As UK scaleups move into a more disciplined era of growth, one thing is becoming increasingly clear: the next phase of competition won’t just be for customers or capital, it will be for skills.
Hiring plans are tightening, investment scrutiny is sharper, and “growth at all costs” is firmly behind us. In this environment, scaleups that win won’t necessarily be the ones that hire the most people — but the ones that hire the right people.
So, what skills will scaleups be fighting over in the next 24 months?
Drawing on insights from LinkedIn, the World Economic Forum, McKinsey & Company, and the UK startup ecosystem, here’s what we’re seeing.
1. AI-Literate Operators (Not Just Engineers)
AI talent is no longer limited to data scientists and machine learning engineers.
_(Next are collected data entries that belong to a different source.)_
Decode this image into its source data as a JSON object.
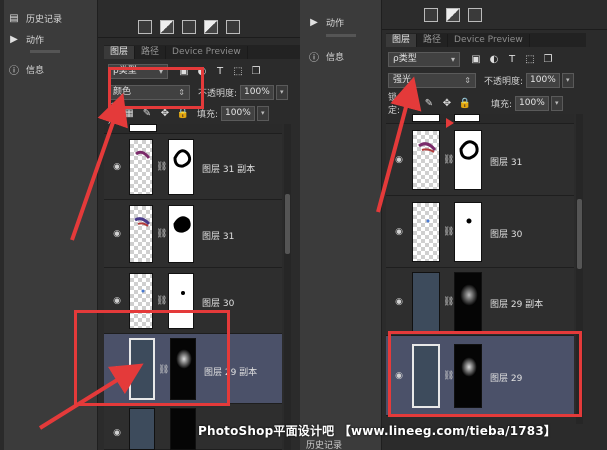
{
  "left": {
    "sidebar": [
      {
        "icon": "history-icon",
        "label": "历史记录"
      },
      {
        "icon": "play-icon",
        "label": "动作"
      },
      {
        "icon": "info-icon",
        "label": "信息"
      }
    ],
    "tabs": [
      "图层",
      "路径",
      "Device Preview"
    ],
    "filter_label": "ρ类型",
    "blend_mode": "颜色",
    "opacity_label": "不透明度:",
    "opacity_value": "100%",
    "fill_label": "填充:",
    "fill_value": "100%",
    "lock_label": "锁定",
    "layers": [
      {
        "name": "图层 31 副本"
      },
      {
        "name": "图层 31"
      },
      {
        "name": "图层 30"
      },
      {
        "name": "图层 29 副本"
      },
      {
        "name": ""
      }
    ]
  },
  "right": {
    "sidebar": [
      {
        "icon": "play-icon",
        "label": "动作"
      },
      {
        "icon": "info-icon",
        "label": "信息"
      }
    ],
    "tabs": [
      "图层",
      "路径",
      "Device Preview"
    ],
    "filter_label": "ρ类型",
    "blend_mode": "强光",
    "opacity_label": "不透明度:",
    "opacity_value": "100%",
    "fill_label": "填充:",
    "fill_value": "100%",
    "lock_label": "锁定:",
    "layers": [
      {
        "name": "图层 31"
      },
      {
        "name": "图层 30"
      },
      {
        "name": "图层 29 副本"
      },
      {
        "name": "图层 29"
      }
    ]
  },
  "watermark": "PhotoShop平面设计吧 【www.lineeg.com/tieba/1783】",
  "bottom_panel_label": "历史记录",
  "colors": {
    "highlight": "#e43a3a",
    "selected_layer": "#4b5169",
    "panel_bg": "#2b2b2b"
  }
}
The real demand is shifting toward AI-literate operators: people who can apply AI meaningfully within business functions.
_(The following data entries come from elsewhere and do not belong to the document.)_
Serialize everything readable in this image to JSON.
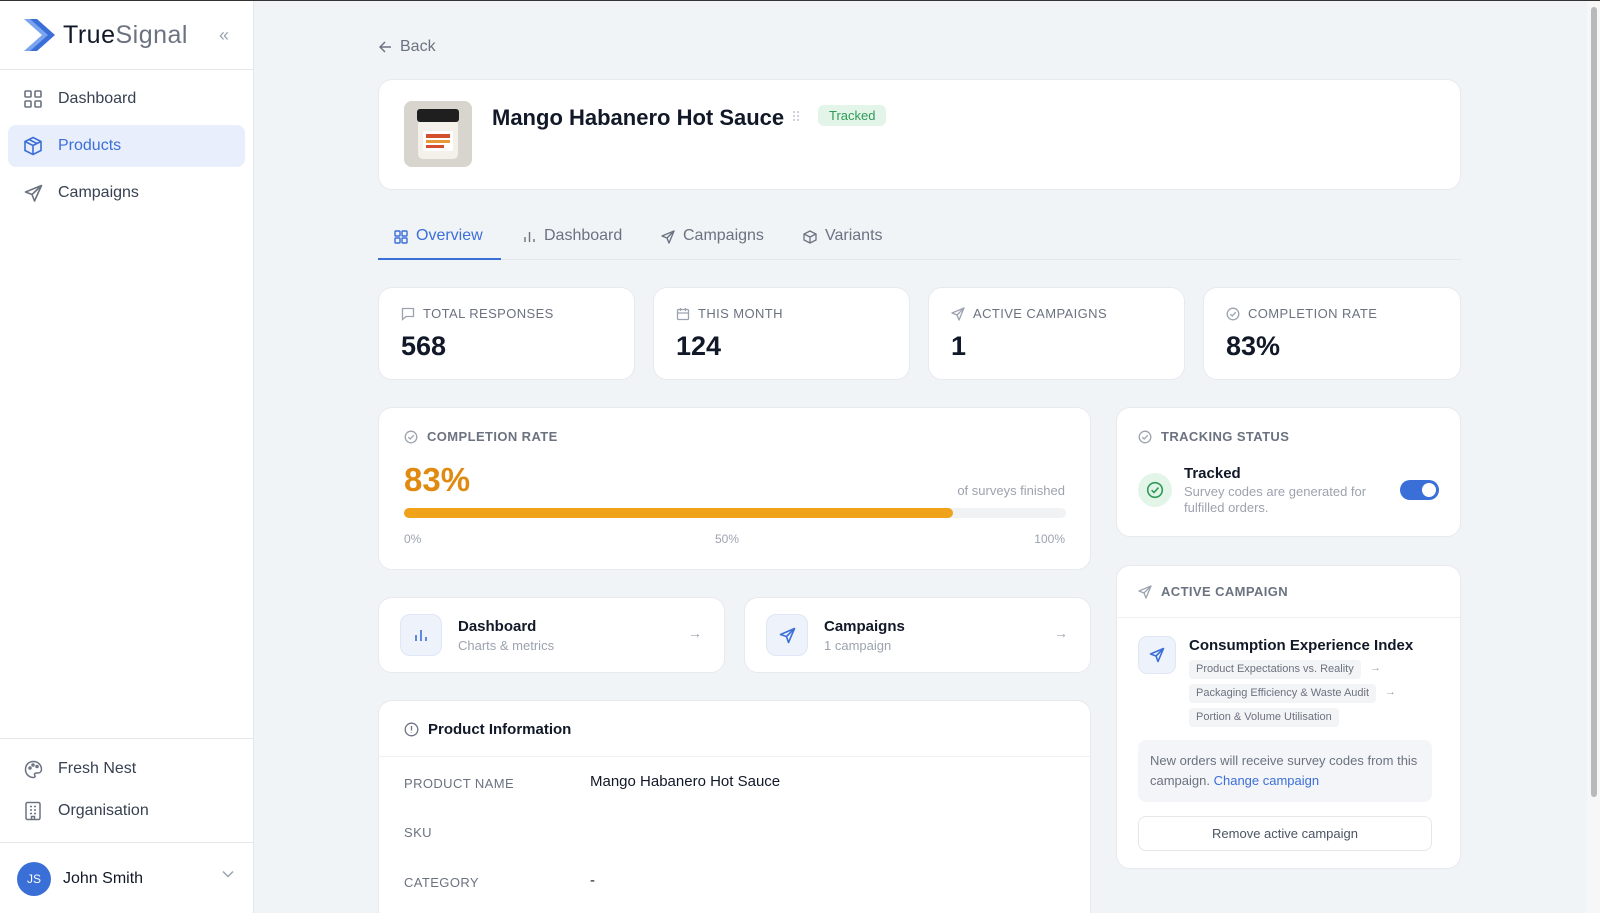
{
  "brand": {
    "name_bold": "True",
    "name_light": "Signal"
  },
  "sidebar": {
    "items": [
      {
        "label": "Dashboard",
        "icon": "grid-icon"
      },
      {
        "label": "Products",
        "icon": "box-icon",
        "active": true
      },
      {
        "label": "Campaigns",
        "icon": "send-icon"
      }
    ],
    "bottom_items": [
      {
        "label": "Fresh Nest",
        "icon": "palette-icon"
      },
      {
        "label": "Organisation",
        "icon": "building-icon"
      }
    ],
    "user": {
      "initials": "JS",
      "name": "John Smith"
    }
  },
  "header": {
    "back_label": "Back",
    "product_title": "Mango Habanero Hot Sauce",
    "status_badge": "Tracked"
  },
  "tabs": [
    {
      "label": "Overview",
      "active": true
    },
    {
      "label": "Dashboard"
    },
    {
      "label": "Campaigns"
    },
    {
      "label": "Variants"
    }
  ],
  "stats": [
    {
      "label": "TOTAL RESPONSES",
      "value": "568",
      "icon": "message-icon"
    },
    {
      "label": "THIS MONTH",
      "value": "124",
      "icon": "calendar-icon"
    },
    {
      "label": "ACTIVE CAMPAIGNS",
      "value": "1",
      "icon": "send-icon"
    },
    {
      "label": "COMPLETION RATE",
      "value": "83%",
      "icon": "check-circle-icon"
    }
  ],
  "completion": {
    "label": "COMPLETION RATE",
    "value": "83%",
    "fraction": 0.83,
    "caption": "of surveys finished",
    "ticks": [
      "0%",
      "50%",
      "100%"
    ]
  },
  "links": [
    {
      "title": "Dashboard",
      "subtitle": "Charts & metrics",
      "icon": "bar-chart-icon"
    },
    {
      "title": "Campaigns",
      "subtitle": "1 campaign",
      "icon": "send-icon"
    }
  ],
  "product_info": {
    "heading": "Product Information",
    "rows": [
      {
        "label": "PRODUCT NAME",
        "value": "Mango Habanero Hot Sauce"
      },
      {
        "label": "SKU",
        "value": ""
      },
      {
        "label": "CATEGORY",
        "value": "-"
      }
    ]
  },
  "tracking": {
    "label": "TRACKING STATUS",
    "title": "Tracked",
    "description": "Survey codes are generated for fulfilled orders.",
    "enabled": true
  },
  "active_campaign": {
    "label": "ACTIVE CAMPAIGN",
    "title": "Consumption Experience Index",
    "chips": [
      "Product Expectations vs. Reality",
      "Packaging Efficiency & Waste Audit",
      "Portion & Volume Utilisation"
    ],
    "note_text": "New orders will receive survey codes from this campaign. ",
    "note_link": "Change campaign",
    "remove_label": "Remove active campaign"
  },
  "colors": {
    "accent": "#3b6fd8",
    "success": "#2f9a57",
    "warning": "#f0a21a"
  }
}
According to the World Economic Forum’s Future of Jobs Report, AI and big data roles are among the fastest-growing globally, but equally important are roles that can translate AI into commercial outcomes.
For scaleups, this means hiring people who can:
- Embed AI into product, operations, or decision-making
- Improve efficiency without overengineering
- Understand AI’s limitations as well as its potential
These hires sit at the intersection of tech, product, and strategy — and they’re already in short supply.
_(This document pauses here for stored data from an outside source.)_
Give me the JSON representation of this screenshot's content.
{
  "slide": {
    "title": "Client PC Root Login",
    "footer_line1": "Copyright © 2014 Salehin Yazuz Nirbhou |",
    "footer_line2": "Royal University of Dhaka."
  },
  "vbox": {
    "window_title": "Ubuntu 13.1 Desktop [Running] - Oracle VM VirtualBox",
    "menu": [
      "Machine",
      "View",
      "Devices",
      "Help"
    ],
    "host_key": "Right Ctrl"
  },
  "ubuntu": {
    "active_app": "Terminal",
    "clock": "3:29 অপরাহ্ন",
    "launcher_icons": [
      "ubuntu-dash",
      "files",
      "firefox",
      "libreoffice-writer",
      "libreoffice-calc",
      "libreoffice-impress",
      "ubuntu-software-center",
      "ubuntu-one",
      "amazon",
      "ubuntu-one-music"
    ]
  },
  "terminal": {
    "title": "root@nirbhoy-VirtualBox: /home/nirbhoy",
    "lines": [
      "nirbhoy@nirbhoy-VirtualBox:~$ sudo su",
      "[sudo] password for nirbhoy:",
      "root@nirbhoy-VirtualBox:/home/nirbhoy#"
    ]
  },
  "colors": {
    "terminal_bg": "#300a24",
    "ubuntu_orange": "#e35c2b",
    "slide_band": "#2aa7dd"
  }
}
2. Commercial Leaders Who Can Scale Revenue (Sustainably)
Growth-stage businesses are moving away from top-line vanity metrics and toward profitable, repeatable revenue models.
McKinsey research highlights that companies which align commercial strategy with execution significantly outperform peers during scale. As a result, demand is rising for:
- Heads of Sales and Revenue with scaleup experience
- Commercial leaders who can build systems, not just close deals
- GTM operators who understand longer buying cycles and buyer scrutiny
These leaders are especially critical post-Series A or post-investment, when expectations increase and tolerance for inefficiency drops.
3. Product Leaders Who Build for Scale, Not Speed
Product-market fit might get you noticed — but product discipline keeps you growing.
Scaleups are increasingly seeking product leaders who can:
- Balance customer feedback with long-term roadmap decisions
- Build scalable, resilient products rather than quick fixes
- Collaborate closely with engineering, commercial, and leadership teams
LinkedIn’s Jobs on the Rise data consistently shows strong demand for senior product roles, reflecting how central product thinking has become to sustainable growth.

4. Operational Talent That Reduces Complexity
As teams grow, complexity creeps in and many scaleups feel it before they’re ready.
We’re seeing increased demand for operators who can:
- Build processes without killing agility
- Introduce structure at the right time (and not too early)
- Improve cross-functional efficiency
Roles in operations, finance, people, and delivery are becoming strategic hires, not just support functions. These skills are particularly valuable in PE-backed or VC-backed environments where operational readiness directly impacts valuation.
5. People & Culture Leaders Who Can Scale Humans, Not Just Headcount
The World Economic Forum highlights leadership, resilience, and people management as critical future skills — and this is playing out clearly in scaleups.
As businesses grow quickly, founders often become bottlenecks. Scaleups are increasingly fighting for:
- People leaders who can build culture intentionally
- Managers who can lead through ambiguity and change
- Talent specialists who understand both hiring and retention
Culture debt, like technical debt, compounds fast and fixing it later is costly.
6. Hybrid Skillsets (The Real Competitive Advantage)
Perhaps the biggest shift we’re seeing is a move away from narrow specialists toward hybrid talent.
According to McKinsey, organisations that outperform during periods of uncertainty tend to have leaders with cross-functional fluency — people who understand how decisions ripple across product, people, and performance.
Examples include:
- Commercial leaders with strong data literacy
- Product managers with customer and revenue insight
- Founders hiring “builders” rather than pure executors
These profiles are harder to find — which is exactly why they’re becoming so valuable.
What This Means for Scaleups
The next 24 months will reward scaleups that:
- Hire intentionally, not reactively
- Invest in capability, not just capacity
- Align talent decisions with long-term growth strategy
At The Small Consultancy, we work with high-growth businesses at this exact inflection point — helping founders and leadership teams design talent strategies that support sustainable scale, not short-term fixes.
Because in today’s market, who you hire and when, matters more than ever.